I don't know if it was that for 100 years, but certainly in recent years, the offence was 'deliberate handling' and had to include, 'in the opinion of the referee' intent. But pundits were never happy with that. Suarez scored a goal for Liverpool (I seem to remember it being against Sunderland) off his arm. People were up in arms (pun not intended, but left in there), couldn't understand why the ref allowed it (iirc, it was on the blindside of the ref, so no idea if he would have allowed it if he'd seen the contact). There was a Newcastle goal (again, I think against Sunderland, poor them), it was crossed in and the forward tried to head it. No one noticed, that he missed it with his head, and it went in off his arm. On goals on Sunday, Kammy was railing against the goal and how, despite the law saying it has to be intentional, it should be disallowed. Just as a couple of examples that spring to mind. (The Kammy one sticks in my mind because it came a week or two after he ranted about refs giving handball penalties for handballs that Kammy didn't think were deliberate and he made a big deal about how it has to be deliberate).
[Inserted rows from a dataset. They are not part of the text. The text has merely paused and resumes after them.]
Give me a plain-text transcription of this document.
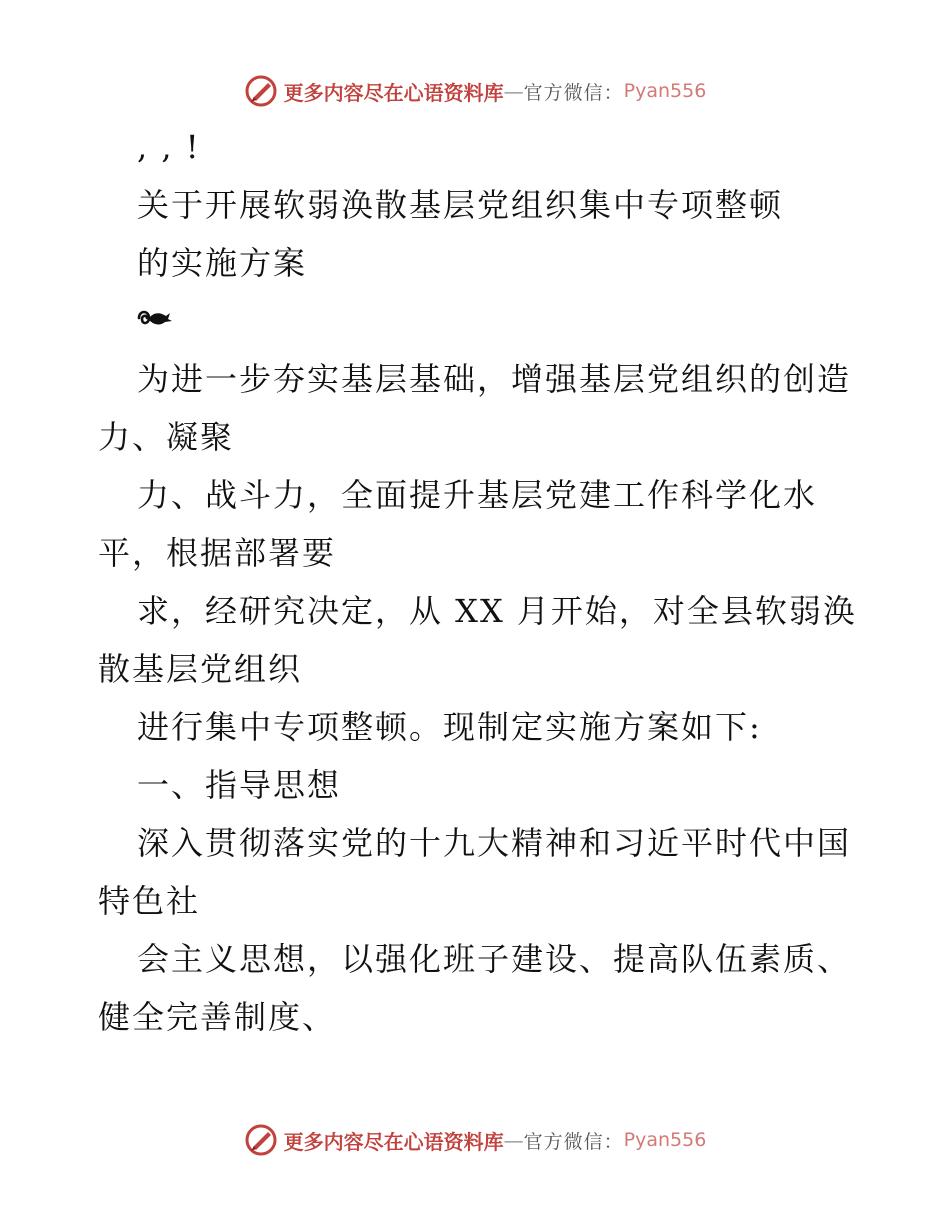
更多内容尽在心语资料库 — 官方微信： Pyan556
, , !
关于开展软弱涣散基层党组织集中专项整顿
的实施方案
为进一步夯实基层基础，增强基层党组织的创造
力、凝聚
力、战斗力，全面提升基层党建工作科学化水
平，根据部署要
求，经研究决定，从 XX 月开始，对全县软弱涣
散基层党组织
进行集中专项整顿。现制定实施方案如下:
一、指导思想
深入贯彻落实党的十九大精神和习近平时代中国
特色社
会主义思想，以强化班子建设、提高队伍素质、
健全完善制度、
更多内容尽在心语资料库 — 官方微信： Pyan556
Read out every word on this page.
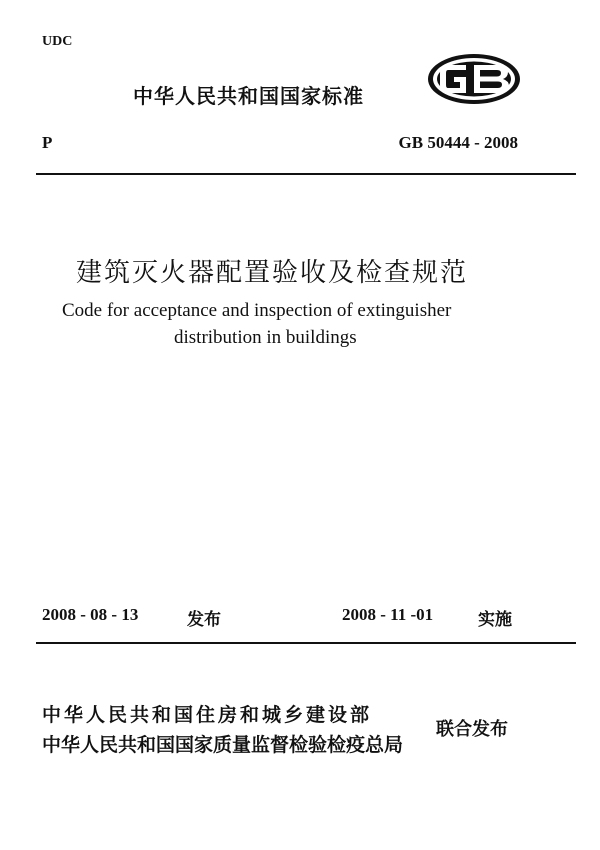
UDC
中华人民共和国国家标准
P	GB 50444 - 2008
建筑灭火器配置验收及检查规范
Code for acceptance and inspection of extinguisher
distribution in buildings
2008 - 08 - 13	发布	2008 - 11 -01	实施
中华人民共和国住房和城乡建设部
中华人民共和国国家质量监督检验检疫总局
联合发布
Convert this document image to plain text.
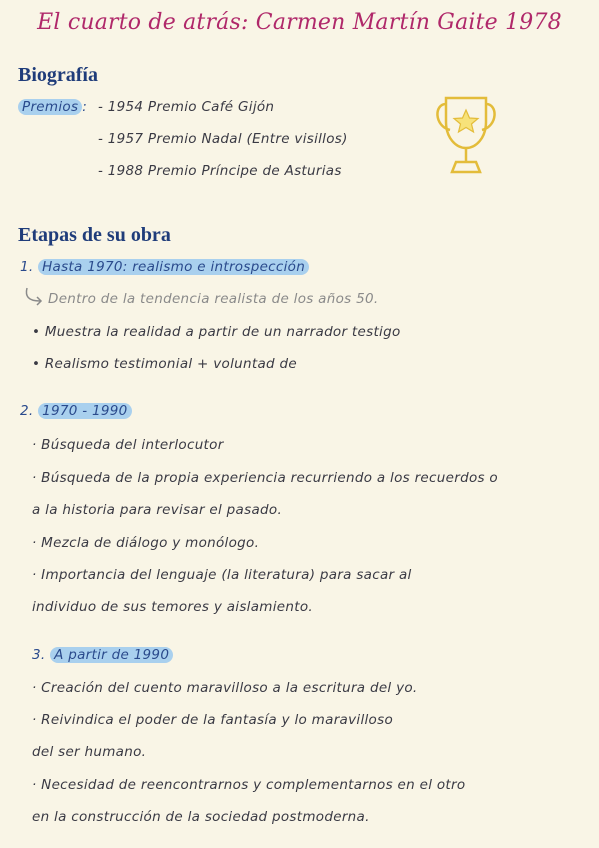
El cuarto de atrás: Carmen Martín Gaite 1978
Biografía
Premios : - 1954 Premio Café Gijón
- 1957 Premio Nadal (Entre visillos)
- 1988 Premio Príncipe de Asturias
Etapas de su obra
1. Hasta 1970: realismo e introspección
Dentro de la tendencia realista de los años 50.
• Muestra la realidad a partir de un narrador testigo
• Realismo testimonial + voluntad de
2. 1970 - 1990
· Búsqueda del interlocutor
· Búsqueda de la propia experiencia recurriendo a los recuerdos o
a la historia para revisar el pasado.
· Mezcla de diálogo y monólogo.
· Importancia del lenguaje (la literatura) para sacar al
individuo de sus temores y aislamiento.
3. A partir de 1990
· Creación del cuento maravilloso a la escritura del yo.
· Reivindica el poder de la fantasía y lo maravilloso
del ser humano.
· Necesidad de reencontrarnos y complementarnos en el otro
en la construcción de la sociedad postmoderna.
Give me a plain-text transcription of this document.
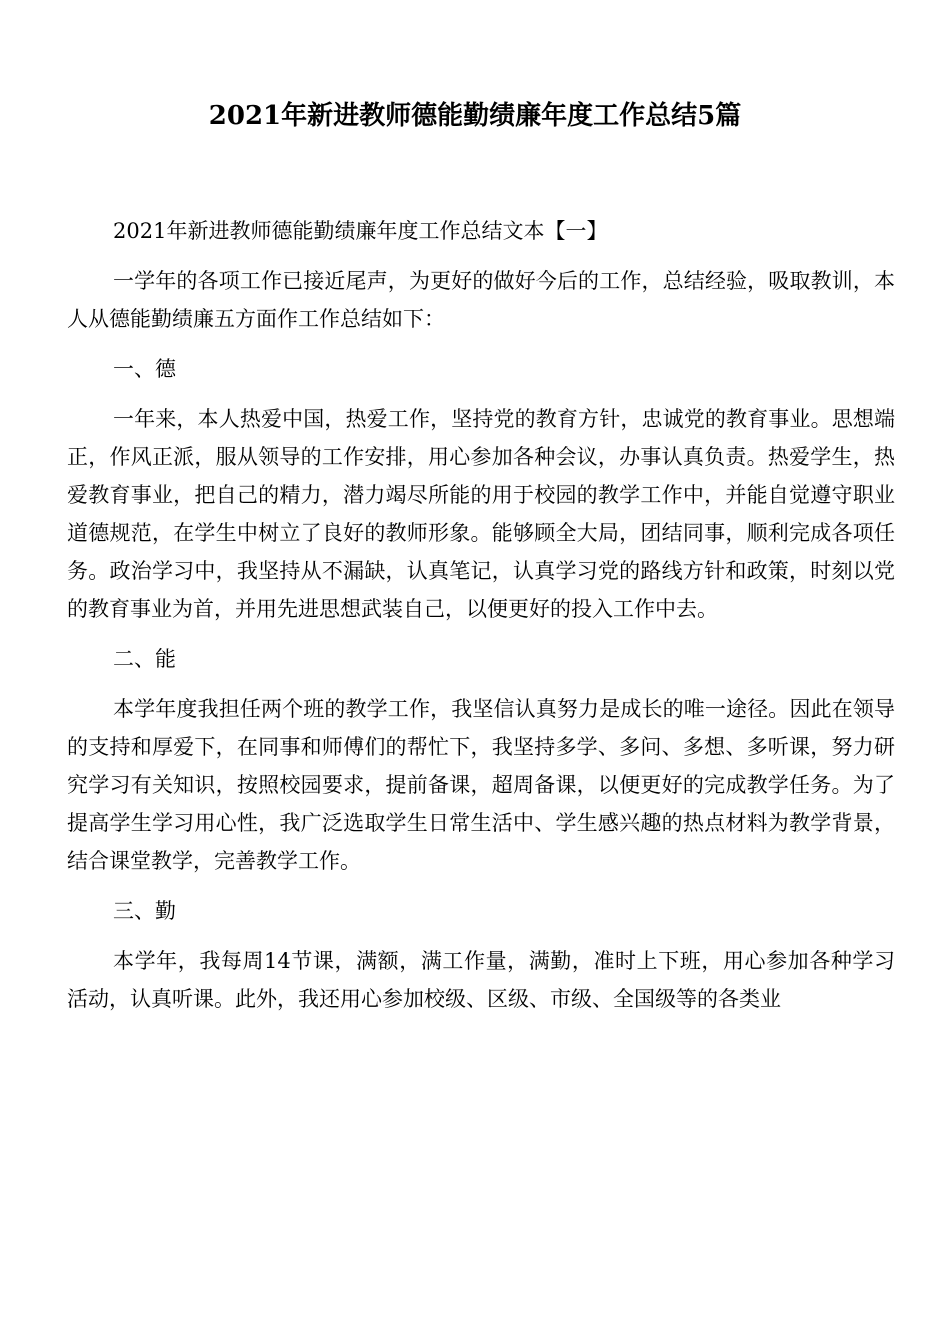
2021年新进教师德能勤绩廉年度工作总结5篇

2021年新进教师德能勤绩廉年度工作总结文本【一】

一学年的各项工作已接近尾声，为更好的做好今后的工作，总结经验，吸取教训，本人从德能勤绩廉五方面作工作总结如下：

一、德

一年来，本人热爱中国，热爱工作，坚持党的教育方针，忠诚党的教育事业。思想端正，作风正派，服从领导的工作安排，用心参加各种会议，办事认真负责。热爱学生，热爱教育事业，把自己的精力，潜力竭尽所能的用于校园的教学工作中，并能自觉遵守职业道德规范，在学生中树立了良好的教师形象。能够顾全大局，团结同事，顺利完成各项任务。政治学习中，我坚持从不漏缺，认真笔记，认真学习党的路线方针和政策，时刻以党的教育事业为首，并用先进思想武装自己，以便更好的投入工作中去。

二、能

本学年度我担任两个班的教学工作，我坚信认真努力是成长的唯一途径。因此在领导的支持和厚爱下，在同事和师傅们的帮忙下，我坚持多学、多问、多想、多听课，努力研究学习有关知识，按照校园要求，提前备课，超周备课，以便更好的完成教学任务。为了提高学生学习用心性，我广泛选取学生日常生活中、学生感兴趣的热点材料为教学背景，结合课堂教学，完善教学工作。

三、勤

本学年，我每周14节课，满额，满工作量，满勤，准时上下班，用心参加各种学习活动，认真听课。此外，我还用心参加校级、区级、市级、全国级等的各类业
So no, we haven't been satisfied with it, up until now. There have always been calls that it can't just be about intent, they have to take into account how a team benefits from the handling.
This interview with Declan Rice - has a tone of someone dying. FFS, it's a game of football. He didn't think it would be disallowed? Has he been paying any attention this season? It was quite well publicised at the start of the season, all the rule changes with the introduction of VAR, there have been multiple instances of goals being disallowed for non-intentional handballs. Why are people acting like this is something special?
Quite. The Thierry Henry handball, in the World Cup play off against the RoI is the other big example repeatedly brought up.